En el campo
Por Blas Estévez
Te encontraron muerto, estabas frío. Levantaron una de tus manos y la dejaron caer con pasmosa serenidad y tu mano enorme cayó y cuando cayó levantó una noche de polvo. El ruido contra la tierra produjo apenas una conmoción en los rostros que te miraban, una seca sacudida se paseó por las grietas de una piel aturdida, que desapareció por la fuerza de lo habitual, por la costumbre lúgubre de terminarse, así, sin más. Terminarse. Tus pulmones habían crecido y de tanto crecer terminaron por explotar; es que esa lechosa araña te llenó de un sutil veneno, a vos y a los que te miraban, que entraba por los ojos volviéndolos amarillos y ocultándolos en una cueva morada; entraba por la nariz dejándola rugosa, insensible, seca; o se afilaba en la boca y la hacía estallar y sobraban encías desdentadas en aquellas tierras, policromías verdosas y amarillas y negras, carcomidas miserias. Esa enorme serpiente fumigadora que se enroscó por dentro, acaso sin llamar tu atención, con cinismo se divertía mientras te devoraba con tenaz paciencia, lentamente… Y ahora una bolsa de piel estivando huesos porosos y carnes secas, un pedazo de osamenta que ni para carroña.

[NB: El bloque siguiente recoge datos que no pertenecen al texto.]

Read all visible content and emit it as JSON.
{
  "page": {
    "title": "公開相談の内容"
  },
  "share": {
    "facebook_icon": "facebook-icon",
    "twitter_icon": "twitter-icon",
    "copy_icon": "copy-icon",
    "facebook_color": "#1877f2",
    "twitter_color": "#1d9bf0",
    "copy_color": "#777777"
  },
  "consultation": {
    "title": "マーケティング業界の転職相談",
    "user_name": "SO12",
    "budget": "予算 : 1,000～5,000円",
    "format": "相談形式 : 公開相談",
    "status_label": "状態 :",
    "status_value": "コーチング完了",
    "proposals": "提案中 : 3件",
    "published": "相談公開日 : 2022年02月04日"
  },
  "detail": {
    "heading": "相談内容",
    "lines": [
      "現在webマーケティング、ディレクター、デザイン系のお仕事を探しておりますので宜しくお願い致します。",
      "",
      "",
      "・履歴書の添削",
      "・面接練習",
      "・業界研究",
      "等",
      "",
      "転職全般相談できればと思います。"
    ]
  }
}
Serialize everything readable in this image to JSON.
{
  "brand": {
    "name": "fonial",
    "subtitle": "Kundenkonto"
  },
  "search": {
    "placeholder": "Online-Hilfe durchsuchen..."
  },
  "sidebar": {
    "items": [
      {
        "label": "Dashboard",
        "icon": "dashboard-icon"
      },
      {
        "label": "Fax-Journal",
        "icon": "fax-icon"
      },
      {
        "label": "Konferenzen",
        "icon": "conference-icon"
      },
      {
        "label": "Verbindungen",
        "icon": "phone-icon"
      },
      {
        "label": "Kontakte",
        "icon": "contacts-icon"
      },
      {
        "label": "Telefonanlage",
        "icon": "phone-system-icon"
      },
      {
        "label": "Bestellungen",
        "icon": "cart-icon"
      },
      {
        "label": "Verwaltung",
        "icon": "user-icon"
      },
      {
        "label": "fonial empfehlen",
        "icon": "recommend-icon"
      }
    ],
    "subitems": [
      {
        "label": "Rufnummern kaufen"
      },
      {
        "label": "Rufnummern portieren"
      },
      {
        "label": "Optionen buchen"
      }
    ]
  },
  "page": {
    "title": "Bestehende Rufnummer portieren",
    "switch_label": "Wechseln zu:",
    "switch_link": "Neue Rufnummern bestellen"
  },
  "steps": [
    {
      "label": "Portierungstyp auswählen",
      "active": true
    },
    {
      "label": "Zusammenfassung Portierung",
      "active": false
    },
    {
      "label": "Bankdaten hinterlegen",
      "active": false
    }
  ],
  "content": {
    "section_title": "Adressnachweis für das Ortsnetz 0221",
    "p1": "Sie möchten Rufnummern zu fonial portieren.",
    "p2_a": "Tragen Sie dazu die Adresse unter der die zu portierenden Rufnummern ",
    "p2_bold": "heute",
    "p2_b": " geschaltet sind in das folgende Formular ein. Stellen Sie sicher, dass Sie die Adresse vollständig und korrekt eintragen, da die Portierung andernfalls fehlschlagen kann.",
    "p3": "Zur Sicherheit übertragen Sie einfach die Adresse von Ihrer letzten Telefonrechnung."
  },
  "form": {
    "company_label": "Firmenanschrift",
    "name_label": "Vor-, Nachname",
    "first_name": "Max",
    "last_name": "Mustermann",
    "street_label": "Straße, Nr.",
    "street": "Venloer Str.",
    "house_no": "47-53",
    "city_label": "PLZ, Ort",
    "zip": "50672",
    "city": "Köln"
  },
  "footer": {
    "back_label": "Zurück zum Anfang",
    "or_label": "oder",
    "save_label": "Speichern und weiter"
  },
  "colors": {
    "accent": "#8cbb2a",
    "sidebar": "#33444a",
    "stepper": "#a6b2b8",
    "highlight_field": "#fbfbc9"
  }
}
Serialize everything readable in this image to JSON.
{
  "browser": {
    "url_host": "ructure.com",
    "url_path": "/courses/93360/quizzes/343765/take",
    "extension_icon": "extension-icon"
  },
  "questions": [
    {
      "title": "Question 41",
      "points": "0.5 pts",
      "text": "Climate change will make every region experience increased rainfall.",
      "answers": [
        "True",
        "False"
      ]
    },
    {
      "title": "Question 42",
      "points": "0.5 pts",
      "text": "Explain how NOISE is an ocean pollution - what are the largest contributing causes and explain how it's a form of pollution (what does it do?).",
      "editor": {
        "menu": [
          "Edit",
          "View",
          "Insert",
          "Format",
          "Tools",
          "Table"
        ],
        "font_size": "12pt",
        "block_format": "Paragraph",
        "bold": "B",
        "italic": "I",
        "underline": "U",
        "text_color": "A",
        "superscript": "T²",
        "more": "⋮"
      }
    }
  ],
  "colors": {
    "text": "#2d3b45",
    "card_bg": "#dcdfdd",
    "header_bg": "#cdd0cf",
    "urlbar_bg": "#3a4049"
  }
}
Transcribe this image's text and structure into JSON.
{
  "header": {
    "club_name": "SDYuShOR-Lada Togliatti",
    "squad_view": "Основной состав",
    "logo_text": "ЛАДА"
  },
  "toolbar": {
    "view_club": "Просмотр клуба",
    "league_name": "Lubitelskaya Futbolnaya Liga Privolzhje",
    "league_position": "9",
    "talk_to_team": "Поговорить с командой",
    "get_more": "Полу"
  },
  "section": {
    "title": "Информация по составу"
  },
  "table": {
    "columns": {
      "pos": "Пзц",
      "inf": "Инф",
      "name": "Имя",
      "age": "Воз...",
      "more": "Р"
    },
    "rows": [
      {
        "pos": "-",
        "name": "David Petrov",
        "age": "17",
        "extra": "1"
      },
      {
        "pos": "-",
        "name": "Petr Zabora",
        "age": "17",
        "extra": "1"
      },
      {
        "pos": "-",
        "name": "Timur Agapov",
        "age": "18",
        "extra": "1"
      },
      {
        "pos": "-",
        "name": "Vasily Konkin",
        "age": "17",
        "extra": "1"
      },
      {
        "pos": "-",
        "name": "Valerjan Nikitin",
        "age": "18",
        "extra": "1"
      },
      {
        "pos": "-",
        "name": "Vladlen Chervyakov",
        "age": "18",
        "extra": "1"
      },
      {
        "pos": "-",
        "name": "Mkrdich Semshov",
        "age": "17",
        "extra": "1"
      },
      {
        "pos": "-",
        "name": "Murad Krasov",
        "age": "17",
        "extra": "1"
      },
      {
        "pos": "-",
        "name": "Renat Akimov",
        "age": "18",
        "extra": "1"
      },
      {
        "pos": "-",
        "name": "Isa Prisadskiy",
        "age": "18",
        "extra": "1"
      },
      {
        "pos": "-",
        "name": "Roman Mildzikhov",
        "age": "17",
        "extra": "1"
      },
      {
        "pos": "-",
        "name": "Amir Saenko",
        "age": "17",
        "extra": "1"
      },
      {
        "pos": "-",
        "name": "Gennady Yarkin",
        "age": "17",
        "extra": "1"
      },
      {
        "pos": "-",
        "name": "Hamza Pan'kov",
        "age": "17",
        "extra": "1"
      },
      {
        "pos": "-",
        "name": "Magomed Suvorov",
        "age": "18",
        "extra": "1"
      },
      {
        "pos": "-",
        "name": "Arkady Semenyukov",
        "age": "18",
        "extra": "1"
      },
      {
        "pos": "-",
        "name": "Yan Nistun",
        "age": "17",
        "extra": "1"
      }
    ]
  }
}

Estabas muerto, tirado sobre la misma tierra que había convertido tu vida entera en una ardua jornada de trabajo. Tus venas enormes ya se desinflaban y tus uñas de barro se preparaban para alimentar mitos. Una fosa poco profunda te esperaba, también algunas insensatas plegarias. Acaso todavía demasiado ajenas, como suele suceder con los practicantes obligados, cuando el credo es exótico. Como si hubiese un pedazo de resistencia sobre un fondo escéptico. Vaya a saber…
A tu alrededor eran cuatro los que te miraban como quien está adecuado a las fatalidades, a estas fiestas mortuorias tan caras a la ley de los señores de los alambrados. Aún se olía el veneno en el aire porque lo tenían también en sus manos de barro. Es que no eran tan distintos tus ojos de muerto de los ojos vivos que te escrutaban; acaso también crecían en neumática determinación sus pulmones fumigados.
Tus hijos, hay que decirlo, lentamente morirían de hambre o de trabajo, porque las cosas suceden así. Hijos ya viejos ni bien nacían. Con letanía, con fiera malicia, con diabólica simpleza es como suceden las cosas en la tierra trabajada del campo. La más primitiva empresa, en la era del alambre, imprime en los rostros la arquitectura de un patíbulo de trigo, de soja, de vaca. Un suplicio secreto que espera con babosa lujuria tus carnes, tus huesos, tus manos para engordar el tesoro estanciero.
Los señores del alambre te dejaron dormir en cuevas al lado de sus máquinas, cerca de sus bestias, pero lejos de sus pieles de leche. Tu cueva profunda, con pústulas que hervían debajo de las mantas, olía a humo. Era tenue la luz con la que comías, cuando comías; y, sin embargo, largabas al mundo los granos, los hacías cruzar el mar y allá lejos nadie se preguntaba por el veneno que crecía en tus pulmones agujereados. En tu cueva una luz mortecina brillaba en tus ojos: velas tenues parecían tus ojos, resplandores diminutos que centellan livianito en la noche estanciera. Canallas! Te dijiste alguna vez, secreteando con vos mismo, a punto de dormir, a punto de llorar. Pero la bestia envenenadora no te dejaba llorar porque te secaba los ojos; lastimaba ahí para que nunca puedas ver su ingeniería monstruosa.
Los brotes aún no habían salido, ya saldrían una y otra vez y la ritual costumbre repetiría la escena: caerían otros con furiosos zumbidos, como pesadas bolsas de piedra que se desploman en las tierras del campo, en la era del alambre. Ahora el sol se desparrama sobre las primeras moscas que bailan a tu alrededor. Estás tirado en ese suelo tan de siempre y te miran unos pocos ojos que aún no se determinan a cargarte y echarte en improvisada fosa.
El señor del alambre, en su residual coquetería, parece indiferente. Mira de lejos, como quien sospecha. Tal vez alguien atine a avisarle que la noche, en algún momento, cubrirá sus tesoros y su campo parcelado brillará en la caída de sus alambres.